The dimensions of the proffered Rothbard Plan for desocialization should now be clear: (1) Enormous and drastic reductions in taxes, government employment, and government spending. (2) Complete privatization of government assets: where possible to return them to the original expropriated owners or their heirs; failing that, granting shares to productive workers and peasants who had worked on these assets. (3) Honoring complete and secure property rights for all owners of private property. Since full property rights imply the complete freedom to make exchanges and transfer property rights, there must be no government interference in such exchanges. (4) Depriving the government of the power to create money, best done by a fundamental that at one and the same time liquidates the central bank and uses its gold to redeem its notes and deposits at a newly defined unit of gold weight of existing currencies. All this could and should be done in one day, although the monetary reform could be done in steps taking a few days.

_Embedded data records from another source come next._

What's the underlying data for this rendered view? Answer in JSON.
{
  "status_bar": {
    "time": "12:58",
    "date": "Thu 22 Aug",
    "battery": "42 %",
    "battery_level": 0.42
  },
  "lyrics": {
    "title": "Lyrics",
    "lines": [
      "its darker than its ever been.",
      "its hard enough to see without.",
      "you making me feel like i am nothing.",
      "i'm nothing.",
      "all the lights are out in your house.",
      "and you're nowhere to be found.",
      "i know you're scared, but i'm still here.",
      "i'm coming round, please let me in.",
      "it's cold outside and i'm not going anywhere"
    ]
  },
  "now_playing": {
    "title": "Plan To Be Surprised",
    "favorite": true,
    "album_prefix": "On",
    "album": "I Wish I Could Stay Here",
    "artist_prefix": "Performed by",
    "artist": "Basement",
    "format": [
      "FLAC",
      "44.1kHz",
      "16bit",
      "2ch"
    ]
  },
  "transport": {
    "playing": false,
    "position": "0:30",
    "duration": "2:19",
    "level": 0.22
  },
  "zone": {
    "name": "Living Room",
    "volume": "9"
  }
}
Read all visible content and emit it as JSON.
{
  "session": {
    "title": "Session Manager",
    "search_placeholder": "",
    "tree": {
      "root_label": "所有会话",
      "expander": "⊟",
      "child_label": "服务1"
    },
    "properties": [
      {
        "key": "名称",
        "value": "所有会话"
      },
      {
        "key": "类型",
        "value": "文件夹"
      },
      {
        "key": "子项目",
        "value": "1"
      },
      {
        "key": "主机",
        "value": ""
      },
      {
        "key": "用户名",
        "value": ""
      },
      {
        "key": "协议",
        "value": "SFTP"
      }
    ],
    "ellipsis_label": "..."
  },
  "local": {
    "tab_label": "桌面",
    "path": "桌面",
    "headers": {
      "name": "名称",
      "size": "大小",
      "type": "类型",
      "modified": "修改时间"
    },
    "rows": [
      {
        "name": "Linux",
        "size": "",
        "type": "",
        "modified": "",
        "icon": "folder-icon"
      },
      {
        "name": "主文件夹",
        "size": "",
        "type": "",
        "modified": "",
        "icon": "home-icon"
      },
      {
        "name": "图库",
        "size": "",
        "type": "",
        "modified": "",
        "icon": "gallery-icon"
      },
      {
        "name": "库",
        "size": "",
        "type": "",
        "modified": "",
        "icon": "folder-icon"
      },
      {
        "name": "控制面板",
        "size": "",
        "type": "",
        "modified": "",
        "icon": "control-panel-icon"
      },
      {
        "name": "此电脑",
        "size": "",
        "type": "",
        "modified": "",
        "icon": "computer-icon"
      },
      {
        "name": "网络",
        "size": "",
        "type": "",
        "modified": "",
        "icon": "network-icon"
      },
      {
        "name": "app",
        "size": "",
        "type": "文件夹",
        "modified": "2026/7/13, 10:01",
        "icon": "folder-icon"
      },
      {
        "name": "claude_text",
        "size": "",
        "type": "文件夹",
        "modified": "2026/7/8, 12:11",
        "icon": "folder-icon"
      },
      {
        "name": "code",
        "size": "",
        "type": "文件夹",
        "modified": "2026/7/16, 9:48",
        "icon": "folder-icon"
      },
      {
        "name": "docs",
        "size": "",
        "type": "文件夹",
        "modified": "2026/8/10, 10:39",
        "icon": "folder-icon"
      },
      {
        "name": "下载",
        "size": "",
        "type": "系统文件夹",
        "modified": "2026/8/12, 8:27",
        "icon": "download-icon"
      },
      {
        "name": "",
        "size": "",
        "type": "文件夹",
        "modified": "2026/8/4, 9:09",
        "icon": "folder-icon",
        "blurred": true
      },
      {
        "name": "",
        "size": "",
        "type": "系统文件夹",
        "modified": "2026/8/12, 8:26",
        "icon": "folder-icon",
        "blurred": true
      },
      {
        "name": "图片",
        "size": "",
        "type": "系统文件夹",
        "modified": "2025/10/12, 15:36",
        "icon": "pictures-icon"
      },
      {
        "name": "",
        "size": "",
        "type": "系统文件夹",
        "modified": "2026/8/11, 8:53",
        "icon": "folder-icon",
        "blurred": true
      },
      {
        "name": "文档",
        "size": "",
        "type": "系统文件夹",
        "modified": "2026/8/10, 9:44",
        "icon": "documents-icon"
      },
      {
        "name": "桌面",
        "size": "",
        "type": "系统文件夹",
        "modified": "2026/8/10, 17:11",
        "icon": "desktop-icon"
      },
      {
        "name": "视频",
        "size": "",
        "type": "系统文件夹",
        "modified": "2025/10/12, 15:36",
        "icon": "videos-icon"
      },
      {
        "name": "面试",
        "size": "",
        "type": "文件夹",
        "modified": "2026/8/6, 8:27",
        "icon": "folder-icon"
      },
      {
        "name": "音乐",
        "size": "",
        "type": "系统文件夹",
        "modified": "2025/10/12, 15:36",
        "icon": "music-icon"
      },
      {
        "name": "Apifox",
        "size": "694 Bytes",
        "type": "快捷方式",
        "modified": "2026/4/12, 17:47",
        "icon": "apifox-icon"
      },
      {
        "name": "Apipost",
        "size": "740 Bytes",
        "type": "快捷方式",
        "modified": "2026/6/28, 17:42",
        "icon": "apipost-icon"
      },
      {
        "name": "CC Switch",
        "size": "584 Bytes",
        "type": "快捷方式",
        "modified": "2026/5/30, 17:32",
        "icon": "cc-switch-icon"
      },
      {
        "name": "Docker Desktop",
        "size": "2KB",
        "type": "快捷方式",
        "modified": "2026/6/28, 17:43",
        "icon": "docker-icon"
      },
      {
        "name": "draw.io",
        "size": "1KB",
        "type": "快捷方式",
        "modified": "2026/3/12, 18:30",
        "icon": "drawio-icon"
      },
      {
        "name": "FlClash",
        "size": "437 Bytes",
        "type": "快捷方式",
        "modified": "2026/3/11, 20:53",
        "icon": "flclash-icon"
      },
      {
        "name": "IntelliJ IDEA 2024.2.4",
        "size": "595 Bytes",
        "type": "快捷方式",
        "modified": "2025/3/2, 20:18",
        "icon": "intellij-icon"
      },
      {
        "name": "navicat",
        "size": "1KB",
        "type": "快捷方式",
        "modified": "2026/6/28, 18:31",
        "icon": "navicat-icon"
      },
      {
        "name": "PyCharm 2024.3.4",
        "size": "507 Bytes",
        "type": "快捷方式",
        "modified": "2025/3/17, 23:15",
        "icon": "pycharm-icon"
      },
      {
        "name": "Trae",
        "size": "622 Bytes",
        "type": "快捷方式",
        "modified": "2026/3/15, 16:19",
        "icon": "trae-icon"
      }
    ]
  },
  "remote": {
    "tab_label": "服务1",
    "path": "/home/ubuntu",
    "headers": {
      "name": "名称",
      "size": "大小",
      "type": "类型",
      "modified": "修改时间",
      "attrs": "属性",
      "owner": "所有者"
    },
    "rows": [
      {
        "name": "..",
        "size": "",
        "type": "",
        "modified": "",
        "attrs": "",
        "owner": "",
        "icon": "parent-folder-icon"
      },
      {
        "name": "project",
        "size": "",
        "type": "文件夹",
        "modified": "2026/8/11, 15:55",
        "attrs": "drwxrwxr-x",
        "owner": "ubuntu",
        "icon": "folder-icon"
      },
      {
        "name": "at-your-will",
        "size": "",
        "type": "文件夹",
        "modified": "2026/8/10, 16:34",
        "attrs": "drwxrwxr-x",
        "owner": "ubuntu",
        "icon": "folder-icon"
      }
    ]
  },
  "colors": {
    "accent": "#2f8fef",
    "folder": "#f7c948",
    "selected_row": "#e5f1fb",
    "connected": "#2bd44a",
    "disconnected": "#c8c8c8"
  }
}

Even if the World Bank bureaucrats could accept the concepts of the Rothbard Plan they could never agree to the timetable for its immediate implementation preferring instead a period of transition over months or even years; but as Rothbard explains time is of the essence and critical to its success since the free market is an interconnected web of lattice-work; it is made of innumerable parts which intricately mesh together through a network of producers and entrepreneurs exchanging property titles. Holding back, freeing only a few areas at a time, will only impose continuous distortions that will cripple the workings of the market and discredit it in the already fearful and suspicious public.
Thus, the only solution for poor countries desiring prosperity is adoption of the Rothbard Plan, avoidance of funding by multilateral agencies such as the World Bank and the liquidation or privatization of the World Bank (and other multilateral agencies) to stop its continuous legacy of inherent corruption, mismanagement and malinvestment which keeps the populace of the Bank's clients poor while enriching their governments and ruling elites.